Reputation: 1052
If you have a tag like:
<a href="/hello" ng-click="func()"> Hello </a>
Which would take priority, ng-click or href?
Upvotes: 4
Views: 2854
Reputation: 123739
There is no case of priority here between href and click event (unless you are talking about the priority of default action of anchor and click event). ng-click
is a directive which just underneath registers event handler to the DOM element and when you click on it, click event is getting triggered. The default action (browser's) of an anchor is to navigate to the url (if present, absolute or relative) specified in the href. And click of an anchor triggers default action to occur unless it is prevented by event.preventDefault()
or return false(won't work with handlers registered with angular)
(which does not work with angular), which is probably what you are look for.
In angular you can pass the event from ng-click
as ng-click="func($event)"
and you can use that in your handler or you can even use it inline.
Some events are specified as cancelable. For these events, the DOM implementation generally has a default action associated with the event. An example of this is a hyperlink in a web browser.
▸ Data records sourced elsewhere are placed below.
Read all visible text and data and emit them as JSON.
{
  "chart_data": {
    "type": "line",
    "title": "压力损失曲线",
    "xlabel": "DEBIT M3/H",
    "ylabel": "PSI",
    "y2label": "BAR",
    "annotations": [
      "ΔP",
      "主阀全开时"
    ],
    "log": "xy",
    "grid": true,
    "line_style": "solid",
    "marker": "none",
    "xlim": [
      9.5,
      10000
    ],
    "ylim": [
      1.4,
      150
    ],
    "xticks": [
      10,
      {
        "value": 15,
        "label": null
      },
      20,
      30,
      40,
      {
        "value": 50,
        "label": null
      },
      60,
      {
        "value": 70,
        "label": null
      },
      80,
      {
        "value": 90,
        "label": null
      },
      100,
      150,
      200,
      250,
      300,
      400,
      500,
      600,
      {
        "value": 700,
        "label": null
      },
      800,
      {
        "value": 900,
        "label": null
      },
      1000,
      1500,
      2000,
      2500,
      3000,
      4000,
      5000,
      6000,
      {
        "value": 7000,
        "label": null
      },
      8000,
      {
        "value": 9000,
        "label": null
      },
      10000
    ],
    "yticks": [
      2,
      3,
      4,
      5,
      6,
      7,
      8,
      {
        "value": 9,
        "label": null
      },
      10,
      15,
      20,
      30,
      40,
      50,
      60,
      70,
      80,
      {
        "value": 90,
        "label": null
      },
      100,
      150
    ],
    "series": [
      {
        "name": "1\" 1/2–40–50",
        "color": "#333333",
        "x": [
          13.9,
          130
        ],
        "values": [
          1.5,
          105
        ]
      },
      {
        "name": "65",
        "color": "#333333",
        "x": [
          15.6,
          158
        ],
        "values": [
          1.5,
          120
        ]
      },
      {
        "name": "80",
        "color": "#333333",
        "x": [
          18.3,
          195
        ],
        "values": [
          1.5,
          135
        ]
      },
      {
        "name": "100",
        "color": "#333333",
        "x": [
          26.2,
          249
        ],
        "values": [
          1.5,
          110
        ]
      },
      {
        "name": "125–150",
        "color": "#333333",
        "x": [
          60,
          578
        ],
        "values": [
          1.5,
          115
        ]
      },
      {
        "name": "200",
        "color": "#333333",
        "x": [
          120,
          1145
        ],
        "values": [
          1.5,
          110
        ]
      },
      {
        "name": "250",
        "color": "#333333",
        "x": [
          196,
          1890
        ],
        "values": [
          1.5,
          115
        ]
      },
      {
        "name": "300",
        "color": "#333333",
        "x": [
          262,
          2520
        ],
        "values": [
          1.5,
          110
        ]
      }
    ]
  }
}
When the user clicks on the hyperlink the default action is generally to active that hyperlink. Before processing these events, the implementation must check for event listeners registered to receive the event and dispatch the event to those listeners. These listeners then have the option of canceling the implementation's default action or allowing the default action to proceed. In the case of the hyperlink in the browser, canceling the action would have the result of not activating the hyperlink.
Cancelation is accomplished by calling the Event's preventDefault method. If one or more EventListeners call preventDefault during any phase of event flow the default action will be canceled.
Upvotes: 3
Reputation: 8165
Actually i just tried it my self and just post my result, because the other answer doesn't really clear it up:
The href will execute before the ng-click has the chance to be called. For example:
$scope.redirect = function(){
window.location.href = 'http://www.stackoverflow.com';
};
<a href="http://www.google.com" ng-click="redirect()">Redirect</a>
This will lead to Google instead of stackoverflow.